The governor's hesitant fumbling of the early stages of the financial crisis seems to have slipped his mind. The amnesia, colleagues say, is calculated. King frets about his place in the history books. Autumn 2007 was not his finest hour.

The Bank had been mesmerised by inflation even as the economy headed towards recession. Then King overruled senior colleagues and refused to pump sufficient liquidity into credit markets.

Everyone made mistakes during this period, including commentators. King's, though, were compounded by an autocratic style. His impatience with contrary opinion does not recommend the transfer of still more authority to the Bank.

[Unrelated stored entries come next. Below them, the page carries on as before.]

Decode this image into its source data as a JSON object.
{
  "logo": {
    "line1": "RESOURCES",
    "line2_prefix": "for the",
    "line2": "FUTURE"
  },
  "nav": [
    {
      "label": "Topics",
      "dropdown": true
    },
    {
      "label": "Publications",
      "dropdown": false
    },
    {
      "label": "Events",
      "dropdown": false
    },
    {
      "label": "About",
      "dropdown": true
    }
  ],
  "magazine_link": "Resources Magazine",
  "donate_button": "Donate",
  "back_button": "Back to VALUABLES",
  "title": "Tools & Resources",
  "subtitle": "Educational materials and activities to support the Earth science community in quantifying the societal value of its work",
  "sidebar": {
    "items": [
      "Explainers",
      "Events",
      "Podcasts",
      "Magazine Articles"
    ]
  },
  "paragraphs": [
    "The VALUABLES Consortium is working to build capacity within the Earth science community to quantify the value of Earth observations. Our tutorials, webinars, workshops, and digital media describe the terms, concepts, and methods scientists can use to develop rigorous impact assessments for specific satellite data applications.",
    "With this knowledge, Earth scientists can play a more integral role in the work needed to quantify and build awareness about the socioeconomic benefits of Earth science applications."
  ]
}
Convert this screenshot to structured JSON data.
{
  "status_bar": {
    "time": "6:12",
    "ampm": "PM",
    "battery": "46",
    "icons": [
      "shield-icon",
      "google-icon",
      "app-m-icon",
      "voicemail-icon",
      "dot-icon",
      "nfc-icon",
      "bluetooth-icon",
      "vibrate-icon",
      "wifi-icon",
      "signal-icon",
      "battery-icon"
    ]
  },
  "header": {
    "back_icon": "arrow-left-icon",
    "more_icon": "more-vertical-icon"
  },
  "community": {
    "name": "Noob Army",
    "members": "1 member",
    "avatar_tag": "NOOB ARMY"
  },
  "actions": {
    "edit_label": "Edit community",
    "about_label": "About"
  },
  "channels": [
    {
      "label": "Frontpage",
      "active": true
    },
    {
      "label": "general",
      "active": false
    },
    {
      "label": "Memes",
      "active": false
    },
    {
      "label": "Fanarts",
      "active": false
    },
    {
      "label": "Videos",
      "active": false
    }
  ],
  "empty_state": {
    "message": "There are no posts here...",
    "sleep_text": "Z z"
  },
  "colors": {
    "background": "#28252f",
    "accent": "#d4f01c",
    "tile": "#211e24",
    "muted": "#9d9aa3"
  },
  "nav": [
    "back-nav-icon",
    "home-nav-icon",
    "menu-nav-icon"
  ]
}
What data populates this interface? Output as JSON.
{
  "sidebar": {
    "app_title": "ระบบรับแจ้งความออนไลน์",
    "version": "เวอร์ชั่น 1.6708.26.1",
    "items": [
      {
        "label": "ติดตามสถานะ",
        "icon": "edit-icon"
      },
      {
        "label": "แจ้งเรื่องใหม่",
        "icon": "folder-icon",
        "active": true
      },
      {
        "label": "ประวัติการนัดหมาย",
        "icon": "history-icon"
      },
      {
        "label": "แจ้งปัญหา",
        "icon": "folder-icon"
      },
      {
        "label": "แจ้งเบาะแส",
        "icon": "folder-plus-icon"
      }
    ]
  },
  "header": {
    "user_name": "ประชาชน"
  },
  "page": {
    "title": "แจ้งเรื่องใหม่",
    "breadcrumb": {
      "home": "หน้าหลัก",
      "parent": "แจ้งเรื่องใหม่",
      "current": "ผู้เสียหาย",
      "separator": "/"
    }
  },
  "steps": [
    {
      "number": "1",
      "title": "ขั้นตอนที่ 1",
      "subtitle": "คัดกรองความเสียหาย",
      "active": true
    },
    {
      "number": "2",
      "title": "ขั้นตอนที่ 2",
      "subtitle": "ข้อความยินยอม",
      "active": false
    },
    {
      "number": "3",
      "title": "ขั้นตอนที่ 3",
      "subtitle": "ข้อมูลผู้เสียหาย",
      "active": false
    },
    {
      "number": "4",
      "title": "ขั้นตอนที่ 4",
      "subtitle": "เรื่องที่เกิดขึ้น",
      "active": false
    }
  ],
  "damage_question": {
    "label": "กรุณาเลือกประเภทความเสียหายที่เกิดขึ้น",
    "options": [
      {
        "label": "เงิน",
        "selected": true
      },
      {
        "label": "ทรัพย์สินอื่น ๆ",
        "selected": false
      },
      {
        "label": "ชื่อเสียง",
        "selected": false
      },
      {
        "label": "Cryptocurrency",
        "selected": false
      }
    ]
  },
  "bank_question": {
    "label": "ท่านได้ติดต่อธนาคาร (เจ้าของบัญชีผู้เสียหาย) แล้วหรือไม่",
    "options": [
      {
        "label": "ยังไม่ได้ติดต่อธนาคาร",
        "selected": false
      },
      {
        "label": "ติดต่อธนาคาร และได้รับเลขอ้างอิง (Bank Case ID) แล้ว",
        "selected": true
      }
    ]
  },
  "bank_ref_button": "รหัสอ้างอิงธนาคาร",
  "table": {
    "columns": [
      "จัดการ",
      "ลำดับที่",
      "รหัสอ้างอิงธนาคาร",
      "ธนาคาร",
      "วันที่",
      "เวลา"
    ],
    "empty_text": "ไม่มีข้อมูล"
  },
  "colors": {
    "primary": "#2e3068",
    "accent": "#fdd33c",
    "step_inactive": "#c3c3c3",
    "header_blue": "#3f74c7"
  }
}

Inconvenient history aside, King's interventions include one quite strong point, an omission and a political miscalculation. The good point was that the Bank needs new powers to call time on institutions that threaten financial stability. The Treasury might retort that not so long ago King was downgrading the Bank's role in financial regulation, cutting staff and focusing on monetary policy. Yet it seems reasonable that in the new order the Bank should have the capacity to act decisively if it identifies systemic risk.

King's public assertions, though, look too much like a crude power grab calculated to pre-empt the wider debate foreshadowed by the Treasury's promised consultation paper.

Lord Turner, the chairman of the Financial Services Authority, is surely right when he says the authorities would do better to agree the overall design before settling who gets pole position on the regulatory grid. Two arguments collide here. The first says that unless the authorities act swiftly, the moment will be lost.

On the other hand, rushing things without first fully understanding the complexities of systemic risk is not sensible either. Life is more complicated than glib statements that if a bank is too big to fail then it must be too big. As Lord Turner points out, there may be other ways to mitigate the risks.

King's omission has been in the domain of monetary policy. It is now clear that the Bank's Monetary Policy Committee (MPC) misjudged things badly during the first half of 2007. King insists that nothing should change. The contrary case has been put by Sir John Gieve, one of the Bank's former deputy governors.

The MPC, Sir John says, has proved its worth in fighting the last war - preventing 1970s-style inflationary booms. But the economic model used by the Bank to guide the MPC's deliberations is out of date. It failed to predict the impact of what was happening in financial markets. The MPC's narrow remit does not recognise the links between interest rates, regulation and fiscal policy.

King's miscalculation came in his scarcely veiled warning to Darling to do more to bring down the government's deficit. This has put the governor on the side of the Conservatives, stirring suspicions that he is taking political sides ahead of the general election.

Odd though it seems to say it, behind the public spats there is a fair measure of agreement between the Treasury, Bank and Financial Services Authority on how to create a durable framework for financial institutions and markets. But no one has a monopoly of wisdom and those who want their sermons to be heard would do better to display a touch of humility.